We love pumpkin bread in my house and I love growing pumpkins. I’m wondering how you taste things like pumpkins and squash to decide which ones to save seed from. I processed the two pumpkins I had into puree a few days ago. I decided to save seed from one of them b/c it smelled more strongly of pumpkin; the other one hardly smelled at all! But I also saved back a bit of flesh and fried it up on the stove in a little cast iron pan and ate them when they were soft and slightly browned. I really didn’t taste a difference between them, but it might be due to my inexperience at tasting pumpkin this way.
How do y’all taste things like pumpkins and squash when deciding about seeds? Cukes you slice open and eat. Tomatoes you just eat. Fruit you pick and eat. How do you handle anything that you have to cook to eat? Eggplant, okra, potatoes? Do you set aside seed, and decide after eating?

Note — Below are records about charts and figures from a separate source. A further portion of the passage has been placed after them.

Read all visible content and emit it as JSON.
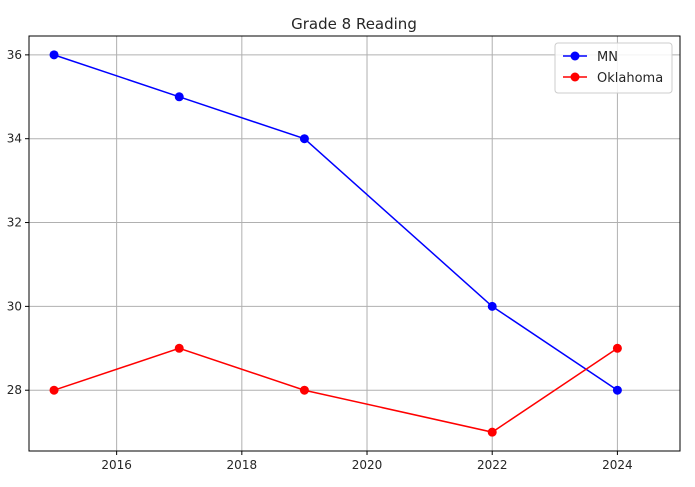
{
  "chart_data": {
    "type": "line",
    "title": "Grade 8 Reading",
    "xlabel": "",
    "ylabel": "",
    "x": [
      2015,
      2017,
      2019,
      2022,
      2024
    ],
    "xticks": [
      2016,
      2018,
      2020,
      2022,
      2024
    ],
    "yticks": [
      28,
      30,
      32,
      34,
      36
    ],
    "xlim": [
      2014.6,
      2025.0
    ],
    "ylim": [
      26.55,
      36.45
    ],
    "grid": true,
    "legend_position": "top-right",
    "series": [
      {
        "name": "MN",
        "color": "#0000ff",
        "values": [
          36,
          35,
          34,
          30,
          28
        ]
      },
      {
        "name": "Oklahoma",
        "color": "#ff0000",
        "values": [
          28,
          29,
          28,
          27,
          29
        ]
      }
    ]
  }
}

Usually I cut a squash in half, pull out all the seeds, and set them aside. Then I nuke the flesh in the microwave a bit so it’s easy to cut into smaller chunks to eat (or pressure can to eat later). I taste some, and if I like it, I save the seeds. If I find it meh, I roast the seeds and eat them.
I usually make the shortest cut possible, because cutting a squash rind can be a nuisance. So if it’s a long, thin fruit, I cut it in half down the middle and have two long thin tubes to reach into and dig out seeds.
I advocate taking a tiny sliver of flesh (regardless of squash type or intended preparation) and tasting it raw to test for curcurbitacin. If it’s bitter, do not proceed. Now, my stomach is rather on the cast-iron end of things, but this practice has never caused me any problems. And there have been a couple of times which, if I’d done the taste test, I’d have saved the trouble of cooking something which was not worth consuming. :-/
As I had loads to taste test and because I felt that cooking would be too much work on top of the rest, I decided to taste all my pumpkins raw this year and transformed every one of them (about 500) into soup with a friends’ association.
Documented here: Direct seed exchange among EU members 2024-2025 - #21 by ThomasPicard
I believe - so may not be entirely right - that raw tasting was enough for that scale and that particular year, even though this may not give a clear indication of texture post cooking. I may end up with some perfect squash for raw consumption, in salad mostly, as members of the culinary breeding network have been advocating for. I hope they will be perfect for a dual use. Overall I bet that raw taste contains the most organoleptic compounds, flavors - which could prove to be wring, but I don’t see why it could be so. It was a really really enjoyable experience, to my surprise. I could target more intentionnally the dual use in the future, as raw food is trending and no particular effort has been made on squash and pumpkins selection for raw use.
I’ve been wondering about this too. We’ve been eating 1-2 squash per week for the last 6 months. I save seeds from those with deep flesh color and good flavor. But because we’re not tasting them simultaneously, there is variation in cure time, our appetites, the weather, etc. So it’s not really an apples to apples comparison and it relies on my memory (never a good idea) of past squashes. The only complete solution I can imagine would be to cut off a small piece of each fruit and taste them all simultaneously, but doing so would make storage more difficult. I imagine this approach is common compromise between storage needs and optimizing selection.